Korea Cute and Insa-dong

Today began with a short bus (van) ride to Insa-dong to check out some art. After ducking in many alley ways covered in street sellers and shops we see everywhere else, mindy and I finally found our street in Seoul. The road is lined with galleries and museums showing everything from pottery and fiber to paintings and post modern as well as some restaurants and shops with all things tiny cute and collectible.






We cruised up one side of the road and found the French graffiti catMonsieur Chat, on the side of a door in an alley way, then found a bigger stick-on on the window of an art center.



We saw 2 stand out shows. One by Yim Ja-hyuk and another by Lee Kwang Young.



(photos via Lee Hwaik Gallery)

Yim's work was assembled paper cutouts in what I consider to be the typical Korean color palette of bright cheerful colors that don't look cheap the way Damien Hirst's do. They were mostly simple everyday landscapes done in a quiet simplicity that showed off the technique and the materials used. They were at once stunning and cute, creating an aesthetic that was entirely approachable and joyful in their honesty even though several worked with a darker theme.




I'm not entirely certain of what the media of Young's work, but I'll refer to them as 3D paintings. The use of caricature to tell a narrative was fresh and like Yim, cute. The images moved on and off the canvas and the three dimensional roughly textured pieces cast strong shadows on the canvas. The Buddhist narrative did not over power the color palette and technique, but all worked seamlessly to create very interesting composition constructed in a manner I've never seen before. They were stunning works that, again, we're very accessible and not like your typical po-mo down talking nihilism.

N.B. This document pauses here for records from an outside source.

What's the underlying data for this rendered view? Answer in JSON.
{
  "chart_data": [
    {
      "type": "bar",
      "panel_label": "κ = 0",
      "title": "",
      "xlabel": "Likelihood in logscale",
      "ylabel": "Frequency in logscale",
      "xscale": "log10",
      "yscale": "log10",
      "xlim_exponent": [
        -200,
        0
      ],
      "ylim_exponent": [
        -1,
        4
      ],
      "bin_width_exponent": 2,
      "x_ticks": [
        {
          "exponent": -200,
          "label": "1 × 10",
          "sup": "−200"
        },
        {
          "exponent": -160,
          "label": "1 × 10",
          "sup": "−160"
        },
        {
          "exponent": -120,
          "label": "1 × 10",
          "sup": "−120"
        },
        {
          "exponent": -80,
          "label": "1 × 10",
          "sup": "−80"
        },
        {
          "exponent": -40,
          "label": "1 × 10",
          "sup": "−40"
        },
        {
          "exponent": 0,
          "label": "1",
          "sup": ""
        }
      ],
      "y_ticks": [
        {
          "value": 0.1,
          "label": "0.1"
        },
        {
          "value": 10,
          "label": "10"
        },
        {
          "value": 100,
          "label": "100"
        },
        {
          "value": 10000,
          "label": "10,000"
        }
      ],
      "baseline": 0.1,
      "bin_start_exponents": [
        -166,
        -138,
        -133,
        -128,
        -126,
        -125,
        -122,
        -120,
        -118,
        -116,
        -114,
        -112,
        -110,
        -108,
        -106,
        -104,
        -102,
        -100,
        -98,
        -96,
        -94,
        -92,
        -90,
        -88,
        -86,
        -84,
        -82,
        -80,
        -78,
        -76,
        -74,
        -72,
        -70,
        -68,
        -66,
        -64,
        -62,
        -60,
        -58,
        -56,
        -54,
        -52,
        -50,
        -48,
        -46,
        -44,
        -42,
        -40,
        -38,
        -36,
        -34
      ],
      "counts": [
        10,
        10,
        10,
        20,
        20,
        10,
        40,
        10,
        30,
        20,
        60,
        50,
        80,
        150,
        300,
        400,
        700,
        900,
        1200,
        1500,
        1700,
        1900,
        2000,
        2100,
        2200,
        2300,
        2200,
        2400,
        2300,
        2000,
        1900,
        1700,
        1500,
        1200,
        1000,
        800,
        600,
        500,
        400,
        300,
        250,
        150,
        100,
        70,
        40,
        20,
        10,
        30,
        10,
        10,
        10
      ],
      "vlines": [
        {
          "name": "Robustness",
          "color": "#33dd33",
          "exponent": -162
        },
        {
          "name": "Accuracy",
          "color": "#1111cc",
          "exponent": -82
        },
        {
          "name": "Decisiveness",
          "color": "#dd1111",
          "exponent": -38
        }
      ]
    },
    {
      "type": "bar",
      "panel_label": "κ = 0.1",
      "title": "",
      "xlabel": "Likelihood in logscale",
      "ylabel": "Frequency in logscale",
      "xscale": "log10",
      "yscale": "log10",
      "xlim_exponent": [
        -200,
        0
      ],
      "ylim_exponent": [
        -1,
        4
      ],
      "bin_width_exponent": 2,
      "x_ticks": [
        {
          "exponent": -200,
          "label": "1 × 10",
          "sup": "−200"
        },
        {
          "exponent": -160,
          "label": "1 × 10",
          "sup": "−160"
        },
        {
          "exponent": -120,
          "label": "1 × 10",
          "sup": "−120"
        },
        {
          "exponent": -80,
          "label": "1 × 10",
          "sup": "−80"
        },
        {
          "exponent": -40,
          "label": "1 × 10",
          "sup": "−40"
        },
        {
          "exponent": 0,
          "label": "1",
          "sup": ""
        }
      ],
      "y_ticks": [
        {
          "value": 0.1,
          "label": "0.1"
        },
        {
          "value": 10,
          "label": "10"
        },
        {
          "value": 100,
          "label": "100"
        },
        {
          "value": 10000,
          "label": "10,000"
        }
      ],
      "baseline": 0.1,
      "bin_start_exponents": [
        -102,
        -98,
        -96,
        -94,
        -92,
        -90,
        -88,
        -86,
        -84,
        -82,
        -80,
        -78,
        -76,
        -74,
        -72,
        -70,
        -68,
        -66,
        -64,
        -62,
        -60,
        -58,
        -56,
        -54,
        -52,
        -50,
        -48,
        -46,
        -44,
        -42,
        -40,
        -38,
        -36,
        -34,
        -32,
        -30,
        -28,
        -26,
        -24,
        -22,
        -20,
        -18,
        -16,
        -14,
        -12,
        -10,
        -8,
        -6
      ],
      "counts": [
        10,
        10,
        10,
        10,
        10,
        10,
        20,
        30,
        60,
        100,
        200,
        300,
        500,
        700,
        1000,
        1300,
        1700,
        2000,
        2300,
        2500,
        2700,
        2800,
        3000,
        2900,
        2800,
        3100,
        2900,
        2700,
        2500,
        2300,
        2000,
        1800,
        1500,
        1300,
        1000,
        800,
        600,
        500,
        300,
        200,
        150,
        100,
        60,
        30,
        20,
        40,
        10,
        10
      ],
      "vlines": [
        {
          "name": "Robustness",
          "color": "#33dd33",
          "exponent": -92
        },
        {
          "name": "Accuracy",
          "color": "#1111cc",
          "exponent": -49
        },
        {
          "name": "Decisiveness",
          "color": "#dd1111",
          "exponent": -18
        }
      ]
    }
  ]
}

Mindy and I saw a show in NYC in January called 'the Korean Eye' at MAD and after being in Seoul and seeing the place that this work comes from and see gobs more of it, I think I'm falling in love with this aesthetic. It is cute. But not kitschy. It is brightly colored and joyful. But it is not cheap. It is honest and accessible and if there's a next big thing in the art world I hope this is it.